Just Dial was another hot stock. The local search engine saw a lot of buying interest in 2017, including from FPIs. In late January, Indus Fund of Mauritius sold heavily. The 1-year return is minus 15 per cent. Nilkamal, maker of moulded plastic furniture, was another fund favourite. The 1-year return is minus 
9.6 per cent. 

It is not all bad news Brigade Enterprises, the real estate developer from Bengaluru, saw 65 per cent capital appreciation in the last year. Apar Industries, manufacturer of engineering products, has seen appreciation of about 5 per cent in the last year. Srikalahasti Pipes is up about 9.5 per cent. Ashoka Buildcon has capital appreciation of 25 per cent. Tamil Nadu Newsprint has a return of 5 per cent in the last year. 

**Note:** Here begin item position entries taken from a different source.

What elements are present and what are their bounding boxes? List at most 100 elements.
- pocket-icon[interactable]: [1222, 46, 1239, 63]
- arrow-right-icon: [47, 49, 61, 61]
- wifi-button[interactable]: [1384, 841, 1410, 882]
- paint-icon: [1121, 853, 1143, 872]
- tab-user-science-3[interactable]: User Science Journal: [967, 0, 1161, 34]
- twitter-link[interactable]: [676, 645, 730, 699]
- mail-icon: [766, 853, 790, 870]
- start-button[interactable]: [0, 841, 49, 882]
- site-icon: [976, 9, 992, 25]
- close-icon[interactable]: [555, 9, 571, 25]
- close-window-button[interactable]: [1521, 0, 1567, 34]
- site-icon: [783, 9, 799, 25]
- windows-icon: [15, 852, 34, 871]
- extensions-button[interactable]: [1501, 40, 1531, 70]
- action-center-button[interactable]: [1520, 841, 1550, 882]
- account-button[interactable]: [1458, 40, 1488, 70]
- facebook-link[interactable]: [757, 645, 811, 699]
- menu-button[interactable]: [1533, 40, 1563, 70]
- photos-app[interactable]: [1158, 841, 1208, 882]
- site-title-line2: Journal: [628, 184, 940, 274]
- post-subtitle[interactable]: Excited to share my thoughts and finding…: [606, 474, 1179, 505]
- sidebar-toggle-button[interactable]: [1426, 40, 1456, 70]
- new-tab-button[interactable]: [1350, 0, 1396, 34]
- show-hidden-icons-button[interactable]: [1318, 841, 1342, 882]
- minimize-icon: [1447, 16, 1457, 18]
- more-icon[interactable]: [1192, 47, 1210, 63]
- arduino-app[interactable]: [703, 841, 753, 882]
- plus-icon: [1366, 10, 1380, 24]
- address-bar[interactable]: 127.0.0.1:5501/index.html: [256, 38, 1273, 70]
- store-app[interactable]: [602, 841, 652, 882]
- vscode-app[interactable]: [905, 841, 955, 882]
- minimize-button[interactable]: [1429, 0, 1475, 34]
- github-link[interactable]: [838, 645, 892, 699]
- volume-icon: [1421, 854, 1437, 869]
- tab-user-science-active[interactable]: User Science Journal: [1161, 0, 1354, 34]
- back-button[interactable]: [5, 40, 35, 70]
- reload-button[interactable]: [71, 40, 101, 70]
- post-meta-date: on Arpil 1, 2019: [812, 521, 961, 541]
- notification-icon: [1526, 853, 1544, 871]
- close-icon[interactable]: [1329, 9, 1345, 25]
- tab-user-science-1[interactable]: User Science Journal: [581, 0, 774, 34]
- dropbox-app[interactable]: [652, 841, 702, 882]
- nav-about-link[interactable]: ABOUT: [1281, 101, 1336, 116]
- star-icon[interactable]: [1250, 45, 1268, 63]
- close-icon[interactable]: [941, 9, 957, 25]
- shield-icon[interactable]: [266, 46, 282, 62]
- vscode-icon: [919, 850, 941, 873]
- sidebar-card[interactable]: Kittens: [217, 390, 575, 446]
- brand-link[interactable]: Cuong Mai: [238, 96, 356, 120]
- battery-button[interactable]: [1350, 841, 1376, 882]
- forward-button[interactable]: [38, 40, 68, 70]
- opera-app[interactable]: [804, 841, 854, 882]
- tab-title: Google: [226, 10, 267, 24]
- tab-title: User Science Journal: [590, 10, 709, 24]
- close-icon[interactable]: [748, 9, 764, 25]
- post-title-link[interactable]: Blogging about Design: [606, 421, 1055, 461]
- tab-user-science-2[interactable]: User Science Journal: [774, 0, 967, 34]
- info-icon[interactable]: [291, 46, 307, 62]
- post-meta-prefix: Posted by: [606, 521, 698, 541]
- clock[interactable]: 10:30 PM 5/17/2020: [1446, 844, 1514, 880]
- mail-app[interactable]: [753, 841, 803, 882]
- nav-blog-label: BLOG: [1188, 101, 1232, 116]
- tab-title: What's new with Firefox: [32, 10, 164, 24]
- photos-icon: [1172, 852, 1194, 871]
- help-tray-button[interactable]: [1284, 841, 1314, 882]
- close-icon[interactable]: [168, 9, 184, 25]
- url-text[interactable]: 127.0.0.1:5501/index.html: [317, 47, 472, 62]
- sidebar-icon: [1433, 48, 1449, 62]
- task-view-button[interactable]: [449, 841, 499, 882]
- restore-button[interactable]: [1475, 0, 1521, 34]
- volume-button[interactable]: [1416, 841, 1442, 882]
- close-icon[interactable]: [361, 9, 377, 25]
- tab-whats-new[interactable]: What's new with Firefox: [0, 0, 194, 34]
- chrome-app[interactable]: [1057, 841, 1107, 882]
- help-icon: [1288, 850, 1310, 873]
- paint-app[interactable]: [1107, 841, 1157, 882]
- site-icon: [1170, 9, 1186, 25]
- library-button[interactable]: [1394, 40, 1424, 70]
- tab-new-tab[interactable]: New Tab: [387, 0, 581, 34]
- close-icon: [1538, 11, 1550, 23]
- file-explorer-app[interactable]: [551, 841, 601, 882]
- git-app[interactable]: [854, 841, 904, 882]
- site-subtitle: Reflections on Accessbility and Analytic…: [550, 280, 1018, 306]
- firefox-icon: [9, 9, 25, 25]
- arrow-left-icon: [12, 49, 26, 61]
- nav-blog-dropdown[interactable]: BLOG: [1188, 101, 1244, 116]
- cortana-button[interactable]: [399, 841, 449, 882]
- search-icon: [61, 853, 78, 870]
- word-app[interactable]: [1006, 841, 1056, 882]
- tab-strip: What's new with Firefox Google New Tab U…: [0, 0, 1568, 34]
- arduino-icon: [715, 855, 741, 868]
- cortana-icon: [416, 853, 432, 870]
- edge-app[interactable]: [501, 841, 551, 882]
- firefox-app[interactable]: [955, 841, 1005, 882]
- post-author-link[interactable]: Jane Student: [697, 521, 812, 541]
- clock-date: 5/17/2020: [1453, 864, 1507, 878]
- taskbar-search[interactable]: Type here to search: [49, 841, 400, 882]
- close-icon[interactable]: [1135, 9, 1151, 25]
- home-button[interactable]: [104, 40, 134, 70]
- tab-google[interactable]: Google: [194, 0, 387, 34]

Taking the top ten of the most bought holdings, three stocks have seen capital losses, two have beaten the benchmark index return and five have yielded single-digit positive returns. An unweighted average return would be around 8.3 per cent. The two outperformers are Ashoka Buildcon, which is a construction and project engineering firm, and Brigade Enterprises.

The share price moves suggest probable reduction of exposures to such stocks when the funds release their March 2018 portfolios. It also suggests that the strategy of mimicking fund portfolios might not be very useful for the direct equity investor.